Make it rewarding: advocates should find value in our interactions AND feel celebrated/rewarded. Generally this will look like giving your advocates the spotlight among people whom they respect.
  • Thank them for their time.
  • Make an introduction.
  • Share an opportunity you’ve found (speaking or writing opp).
  • Post about them on social media.
  • Give them a shoutout on a call with others.
Remember: this takes mere moments of your time, does great things for their self-esteem, and increases the bond with your member/advocate. (I would never suggest doing this for any reason beyond genuinely wanting to encourage them, so please don’t fake it.)

Advocate Engagement Tactics You Can Use

Connect on LinkedIn: Liking, commenting, and outreach here can’t be automated, and each of their posts allows you to say hi and encourage them.
 
Add to calendar: Add new advocates to your calendar and reach out to them for 1:1 chats in the first two weeks (earlier if possible), then once a month to say hello.
 
Copy & Paste: when it’s time to reach out to several members at once, it’s ok to write a message and copy & paste it to several people, one at a time, and changing their names. Ex: “Hi Sara, I’ve been thinking about my favorite advocates and wanted to check in, how are you?” When they respond, have a conversation.
 
Follow up on progress: this is a great time to reach out, say thank you, tell them how their content piece or webinar is doing with attendees and recordings, share how their reviews helped, (where allowable), share feedback you’ve gotten on their reference call, etc.
 
Help them connect: Make connections between members, make useful introductions. Get to know your members well enough to help them succeed in their roles and careers.
 
Regularly ask for feedback: Doing a new website? Need feedback on marketing language? Have user feature mockups you can share? These little things are perfect reasons to reach out, build that relationship and make your advocate feel like they are part of the inner group.
 
ADVOCATE PROGRAMS
Make it easy for advocates to plan their participation by offering programs that cater to their needs. 
 
Weekly/Topic calls: Just like the Customer Engagement Weekly call, I offer a call that interests the members. You’ll hear advocates mention the topics they enjoy, their preferences for coming together, and what they are likely to participate in. My calls are informal, and laidback, and there is a lot of sharing.

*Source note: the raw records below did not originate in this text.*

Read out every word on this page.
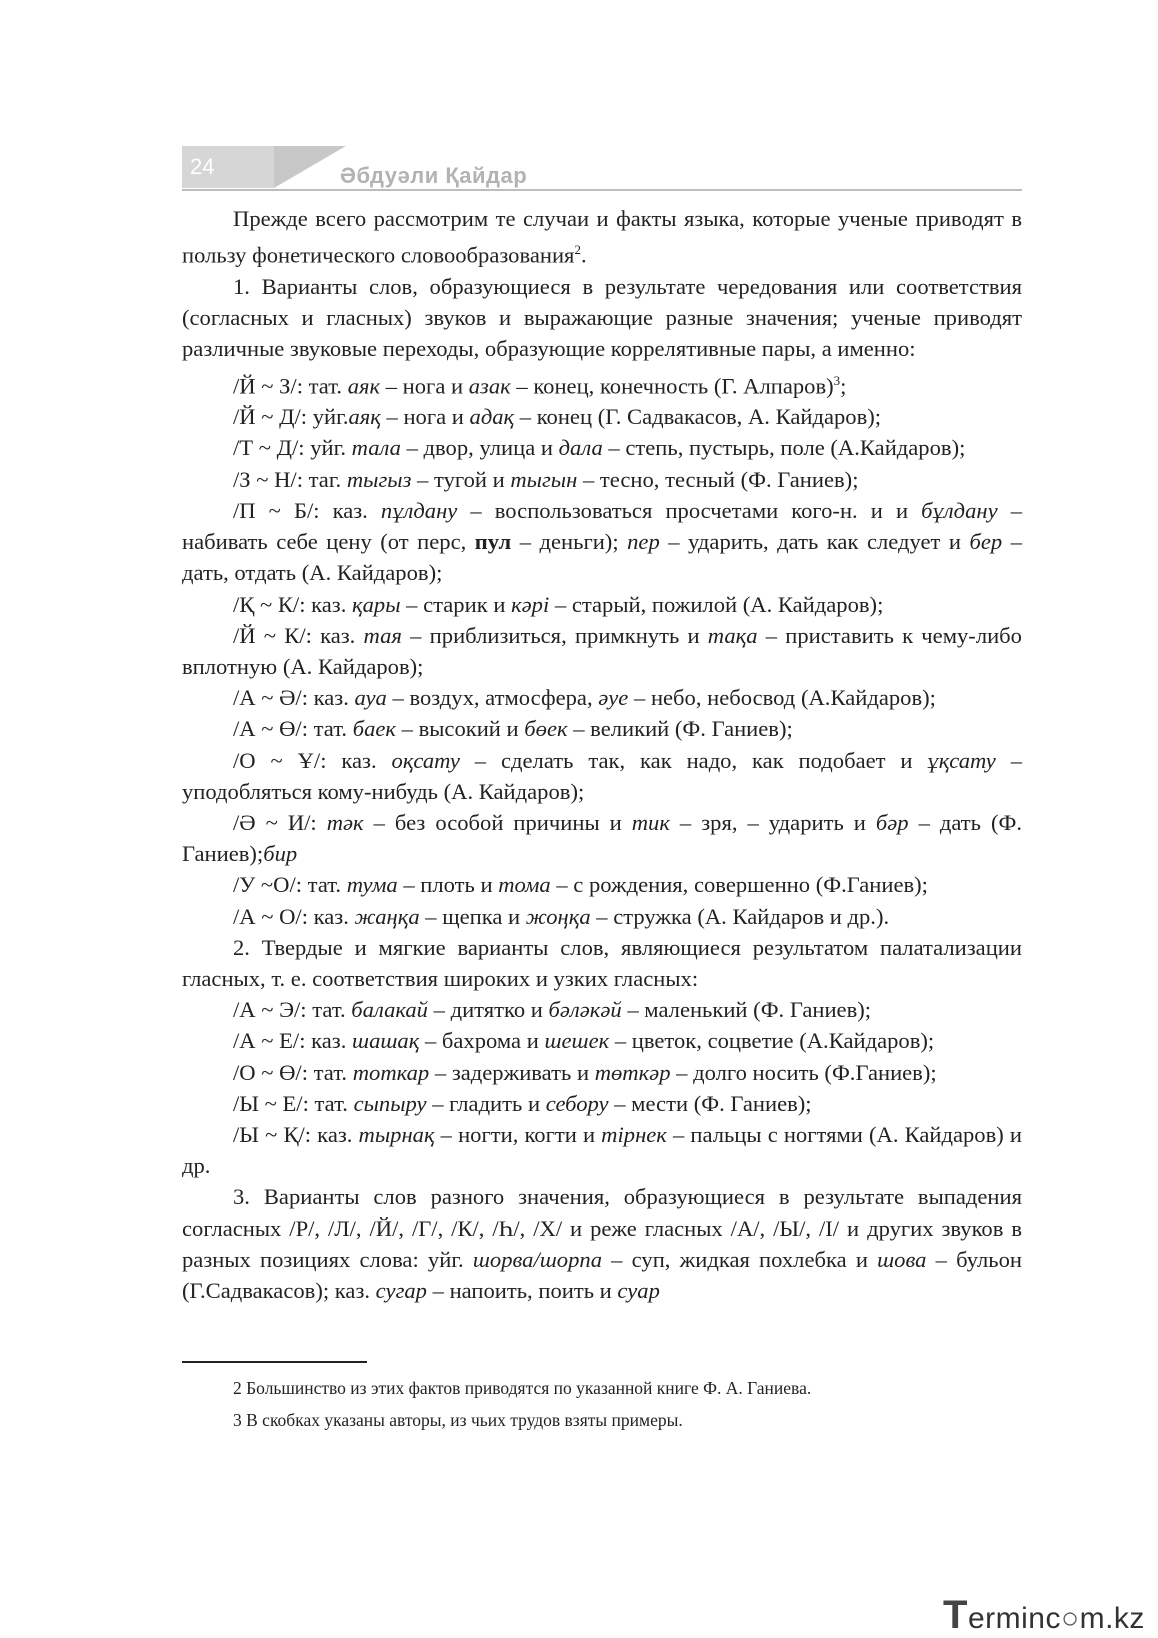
24	Әбдуәли Қайдар

Прежде всего рассмотрим те случаи и факты языка, которые ученые приводят в пользу фонетического словообразования$^2$.

1. Варианты слов, образующиеся в результате чередования или соответствия (согласных и гласных) звуков и выражающие разные значения; ученые приводят различные звуковые переходы, образующие коррелятивные пары, а именно:

/Й ~ З/: тат. аяк – нога и азак – конец, конечность (Г. Алпаров)$^3$;

/Й ~ Д/: уйг.аяқ – нога и адақ – конец (Г. Садвакасов, А. Кайдаров);

/Т ~ Д/: уйг. тала – двор, улица и дала – степь, пустырь, поле (А.Кайдаров);

/З ~ Н/: таг. тыгыз – тугой и тыгын – тесно, тесный (Ф. Ганиев);

/П ~ Б/: каз. пұлдану – воспользоваться просчетами кого-н. и и бұлдану – набивать себе цену (от перс, пул – деньги); пер – ударить, дать как следует и бер – дать, отдать (А. Кайдаров);

/Қ ~ К/: каз. қары – старик и кәрі – старый, пожилой (А. Кайдаров);

/Й ~ К/: каз. тая – приблизиться, примкнуть и тақа – приставить к чему-либо вплотную (А. Кайдаров);

/А ~ Ә/: каз. ауа – воздух, атмосфера, әуе – небо, небосвод (А.Кайдаров);

/А ~ Ө/: тат. баек – высокий и бөек – великий (Ф. Ганиев);

/О ~ Ұ/: каз. оқсату – сделать так, как надо, как подобает и ұқсату – уподобляться кому-нибудь (А. Кайдаров);

/Ә ~ И/: тәк – без особой причины и тик – зря, – ударить и бәр – дать (Ф. Ганиев);бир

/У ~О/: тат. тума – плоть и тома – с рождения, совершенно (Ф.Ганиев);

/А ~ О/: каз. жаңқа – щепка и жоңқа – стружка (А. Кайдаров и др.).

2. Твердые и мягкие варианты слов, являющиеся результатом палатализации гласных, т. е. соответствия широких и узких гласных:

/А ~ Э/: тат. балакай – дитятко и бәләкәй – маленький (Ф. Ганиев);

/А ~ Е/: каз. шашақ – бахрома и шешек – цветок, соцветие (А.Кайдаров);

/О ~ Ө/: тат. тоткар – задерживать и төткәр – долго носить (Ф.Ганиев);

/Ы ~ Е/: тат. сыпыру – гладить и себору – мести (Ф. Ганиев);

/Ы ~ Қ/: каз. тырнақ – ногти, когти и тірнек – пальцы с ногтями (А. Кайдаров) и др.

3. Варианты слов разного значения, образующиеся в результате выпадения согласных /Р/, /Л/, /Й/, /Г/, /К/, /Һ/, /Х/ и реже гласных /А/, /Ы/, /І/ и других звуков в разных позициях слова: уйг. шорва/шорпа – суп, жидкая похлебка и шова – бульон (Г.Садвакасов); каз. сугар – напоить, поить и суар

2 Большинство из этих фактов приводятся по указанной книге Ф. А. Ганиева.

3 В скобках указаны авторы, из чьих трудов взяты примеры.

Terminc○m.kz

Weekly calls allow members to provide each other value and make connections without leaving all of that work on your shoulders.
 
Advocate-only education: Hold monthly sessions where your advocates get special access to SMEs in your org or influencers that love your company. Go beyond just working with your company/topic; think about what your advocate needs to be successful in their career.
 
Monthly match program: Connect advocates with different customers every month.
 
Expert columns: Have an advocate share their use case or story in a bi-weekly email.
 
Networking e-vents: Host a monthly networking event where every advocate shares something they have been working on, or an upcoming goal. Make sure to provide opportunities to connect members.
 
BUILD COMMUNITY
One of my favorite ways to keep any community (yes, advocates are a community to me) engaged is to give them a program where they’ll get value without giving all of that value myself (or from my team).
 
As much work as it is to start a community, it’s worth the investment because once the snowball is rolling, the community provides a place for members to find value, repeatedly see your program, and get rewarded for participation without putting all of that on your shoulders.
 
Soon, I’ll be writing a post on how to start your community without overwhelming yourself and your advocates, so connect with me on LinkedIn or join the community (CMAslack.com) so that you’ll see it when it’s ready.
 
Finally!
 
Remember, your advocates are people just like you. Chances are you know them really well and have a great perspective on giving them value without overstepping. Treat them like an old friend, help where you can, and be encouraging and approachable.